As Rufus and Sam work together to learn the truth of their friend’s death, they find themselves entangled in a web of lies, cover-ups, and accelerating danger. And when they witness a suspect killed in cold blood, they realize they’re running out of time.
Review: Reading a co-authored novel is an interesting undertaking for readers who are fans of one, or both, of the authors in question, and it’s somewhat inevitable that certain expectations will come into play. As I’m more familiar with Gregory Ashe’s work than C.S. Poe’s, watching for specific influences in A Friend in the Dark, reading to find the author’s voice I’m most familiar with was probably an inevitable result, and there were most certainly times that it was obvious which author inspired the action, details, characterizations, and dialogue, while at others, the writing was so seamless that it was impossible to distinguish. Whether that’s a bonus is, of course, up to each reader. One thing is clear, though; this is a new venture into the world of dirty cops and amateur sleuthing, with child trafficking as the criminal horror in this installment, from two authors well-versed in the Mystery genre. This novel pulls no punches—figuratively or literally—in the storytelling.
Rufus O’Callaghan and Sam Auden are far from a match made in heaven, and in fact, they have a long way to go before they establish anything approaching a healthy sort of relationship.

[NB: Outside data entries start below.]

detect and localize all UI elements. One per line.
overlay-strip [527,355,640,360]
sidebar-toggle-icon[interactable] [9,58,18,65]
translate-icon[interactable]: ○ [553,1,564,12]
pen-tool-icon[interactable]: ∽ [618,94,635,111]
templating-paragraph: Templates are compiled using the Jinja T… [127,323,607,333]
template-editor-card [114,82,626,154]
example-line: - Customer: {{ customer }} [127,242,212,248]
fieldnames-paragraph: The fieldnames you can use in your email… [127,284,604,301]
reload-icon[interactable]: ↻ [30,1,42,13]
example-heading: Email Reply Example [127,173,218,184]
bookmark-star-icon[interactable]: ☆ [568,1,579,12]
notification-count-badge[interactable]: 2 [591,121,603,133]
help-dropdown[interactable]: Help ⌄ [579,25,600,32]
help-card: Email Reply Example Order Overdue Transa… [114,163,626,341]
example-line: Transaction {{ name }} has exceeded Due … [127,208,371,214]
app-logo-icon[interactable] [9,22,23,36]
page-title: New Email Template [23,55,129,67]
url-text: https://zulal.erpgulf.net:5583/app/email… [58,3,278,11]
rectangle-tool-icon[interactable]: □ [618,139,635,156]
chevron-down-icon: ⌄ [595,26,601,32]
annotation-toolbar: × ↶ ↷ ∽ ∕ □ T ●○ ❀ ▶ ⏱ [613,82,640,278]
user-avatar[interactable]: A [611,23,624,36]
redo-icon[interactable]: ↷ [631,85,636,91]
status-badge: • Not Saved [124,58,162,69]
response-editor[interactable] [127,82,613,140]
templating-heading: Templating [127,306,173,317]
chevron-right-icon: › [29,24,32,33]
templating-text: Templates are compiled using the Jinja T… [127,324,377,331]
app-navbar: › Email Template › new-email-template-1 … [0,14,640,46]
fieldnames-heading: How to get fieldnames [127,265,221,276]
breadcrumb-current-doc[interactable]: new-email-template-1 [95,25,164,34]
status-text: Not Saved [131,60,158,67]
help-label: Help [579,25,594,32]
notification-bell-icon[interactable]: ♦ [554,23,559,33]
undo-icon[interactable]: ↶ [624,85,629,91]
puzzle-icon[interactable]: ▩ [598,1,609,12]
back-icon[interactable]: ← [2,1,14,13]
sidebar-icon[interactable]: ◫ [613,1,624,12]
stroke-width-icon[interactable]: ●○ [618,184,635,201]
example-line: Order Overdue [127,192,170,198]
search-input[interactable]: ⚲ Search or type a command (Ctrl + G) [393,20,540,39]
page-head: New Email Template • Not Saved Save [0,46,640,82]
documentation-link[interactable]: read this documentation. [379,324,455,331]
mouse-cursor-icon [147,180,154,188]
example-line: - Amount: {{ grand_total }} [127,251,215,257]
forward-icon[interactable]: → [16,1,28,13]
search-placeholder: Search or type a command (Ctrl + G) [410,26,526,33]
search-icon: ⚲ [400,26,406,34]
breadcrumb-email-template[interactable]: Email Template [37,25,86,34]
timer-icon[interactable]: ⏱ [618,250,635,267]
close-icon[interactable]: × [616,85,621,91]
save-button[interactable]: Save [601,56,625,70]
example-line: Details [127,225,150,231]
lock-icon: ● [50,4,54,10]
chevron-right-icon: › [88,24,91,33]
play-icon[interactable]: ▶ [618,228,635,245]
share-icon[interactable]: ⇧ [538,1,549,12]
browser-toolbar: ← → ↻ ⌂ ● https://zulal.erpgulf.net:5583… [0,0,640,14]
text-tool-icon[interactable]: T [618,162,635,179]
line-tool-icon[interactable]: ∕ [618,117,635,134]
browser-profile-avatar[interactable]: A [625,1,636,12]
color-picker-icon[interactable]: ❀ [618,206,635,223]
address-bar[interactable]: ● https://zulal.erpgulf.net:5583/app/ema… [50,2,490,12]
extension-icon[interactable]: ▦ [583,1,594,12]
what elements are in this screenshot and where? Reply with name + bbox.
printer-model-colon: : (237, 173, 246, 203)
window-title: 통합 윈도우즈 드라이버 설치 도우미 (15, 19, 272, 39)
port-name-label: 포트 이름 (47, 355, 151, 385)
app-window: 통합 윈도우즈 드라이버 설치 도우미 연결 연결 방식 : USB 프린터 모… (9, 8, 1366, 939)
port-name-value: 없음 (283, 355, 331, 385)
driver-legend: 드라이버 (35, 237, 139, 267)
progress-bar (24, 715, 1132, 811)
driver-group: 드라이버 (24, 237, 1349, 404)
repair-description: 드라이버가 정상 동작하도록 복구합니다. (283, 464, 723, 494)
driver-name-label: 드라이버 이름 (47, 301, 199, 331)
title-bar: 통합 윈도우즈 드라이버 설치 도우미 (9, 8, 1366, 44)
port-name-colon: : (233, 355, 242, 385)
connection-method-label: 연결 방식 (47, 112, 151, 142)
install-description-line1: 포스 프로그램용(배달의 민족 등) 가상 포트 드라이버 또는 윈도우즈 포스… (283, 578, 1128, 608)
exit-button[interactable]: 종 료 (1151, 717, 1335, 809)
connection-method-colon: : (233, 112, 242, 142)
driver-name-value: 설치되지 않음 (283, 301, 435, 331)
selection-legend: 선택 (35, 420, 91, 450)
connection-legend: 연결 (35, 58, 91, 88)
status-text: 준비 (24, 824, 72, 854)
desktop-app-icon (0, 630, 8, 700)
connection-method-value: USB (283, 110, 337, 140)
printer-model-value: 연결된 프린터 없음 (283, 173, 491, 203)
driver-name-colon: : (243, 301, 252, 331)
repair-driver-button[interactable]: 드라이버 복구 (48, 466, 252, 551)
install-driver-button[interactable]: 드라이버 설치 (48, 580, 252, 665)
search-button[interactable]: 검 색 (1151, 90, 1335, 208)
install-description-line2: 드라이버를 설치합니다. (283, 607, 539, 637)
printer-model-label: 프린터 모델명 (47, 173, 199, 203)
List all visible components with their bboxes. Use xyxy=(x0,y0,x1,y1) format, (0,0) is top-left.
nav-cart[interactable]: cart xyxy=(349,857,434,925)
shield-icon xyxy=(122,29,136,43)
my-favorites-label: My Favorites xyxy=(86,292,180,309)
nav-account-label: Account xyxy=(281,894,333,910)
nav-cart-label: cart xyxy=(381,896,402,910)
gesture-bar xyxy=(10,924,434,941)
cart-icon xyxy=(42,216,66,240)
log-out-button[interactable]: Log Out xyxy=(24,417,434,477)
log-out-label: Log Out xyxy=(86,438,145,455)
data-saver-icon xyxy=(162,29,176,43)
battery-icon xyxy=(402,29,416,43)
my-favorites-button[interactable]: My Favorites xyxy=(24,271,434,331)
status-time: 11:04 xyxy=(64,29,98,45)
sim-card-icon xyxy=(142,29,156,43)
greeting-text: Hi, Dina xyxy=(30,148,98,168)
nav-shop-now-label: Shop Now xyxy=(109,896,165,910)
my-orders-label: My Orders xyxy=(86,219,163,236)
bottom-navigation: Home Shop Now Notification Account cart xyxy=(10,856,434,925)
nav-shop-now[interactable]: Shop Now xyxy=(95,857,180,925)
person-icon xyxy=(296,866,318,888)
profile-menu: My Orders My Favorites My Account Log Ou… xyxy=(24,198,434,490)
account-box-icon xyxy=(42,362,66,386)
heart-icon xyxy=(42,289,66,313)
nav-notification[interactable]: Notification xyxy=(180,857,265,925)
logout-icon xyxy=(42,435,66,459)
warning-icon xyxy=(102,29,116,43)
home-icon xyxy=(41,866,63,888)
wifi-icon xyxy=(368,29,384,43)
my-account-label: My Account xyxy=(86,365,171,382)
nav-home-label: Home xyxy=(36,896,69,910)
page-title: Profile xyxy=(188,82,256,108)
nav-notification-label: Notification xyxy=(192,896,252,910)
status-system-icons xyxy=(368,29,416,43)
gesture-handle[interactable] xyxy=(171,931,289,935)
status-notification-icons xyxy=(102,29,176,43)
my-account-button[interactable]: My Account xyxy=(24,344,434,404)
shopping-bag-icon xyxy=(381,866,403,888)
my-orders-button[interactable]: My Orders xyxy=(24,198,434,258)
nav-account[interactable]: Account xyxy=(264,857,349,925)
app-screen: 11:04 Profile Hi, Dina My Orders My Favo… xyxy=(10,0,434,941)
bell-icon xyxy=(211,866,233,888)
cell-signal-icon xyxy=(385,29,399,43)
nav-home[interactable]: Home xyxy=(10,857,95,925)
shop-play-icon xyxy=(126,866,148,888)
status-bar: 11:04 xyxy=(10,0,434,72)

They each have backstories that laid the solid foundation of two men who are fundamentally burdened by circumstance and by their pasts. Sam and Rufus are both struggling to maintain some semblance of a life, which resulted in my loving them individually for their tenacity and perseverance in the face of their own challenges, as well as for their emotional investment in the murder of an NYPD cop they were each involved with in entirely dissimilar ways. There’s still a long…long…way to go, however, before they’ll convince me they can be a viable couple, so for anyone looking for a romantic arc wrapped up on a mystery, be aware that angst and sometimes brutal honesty go hand in hand with closely guarded secrets and vigilantly hiding behind constructed and fortified self-preservation skills. There is no happy beginning for them at the end of this novel, and this is where I could sense some of Gregory Ashe’s influence in the storytelling.
The criminal element and the villainy in this first installment of the Auden and O’Callaghan series are a blatant blow to the heart, and those scenes are written with an obvious gravity and care for telegraphing the weight of the subject. The New York City setting is vibrant and alive, which I couldn’t help sensing C.S. Poe’s hand in, and adds such a great energy to the story as I always expect from the city that never sleeps. The one thing left to be seen is where Rufus and Sam go from here, and if the authors can craft a convincing relationship from the wreckage of their crash and burn at the end of A Friend in the Dark.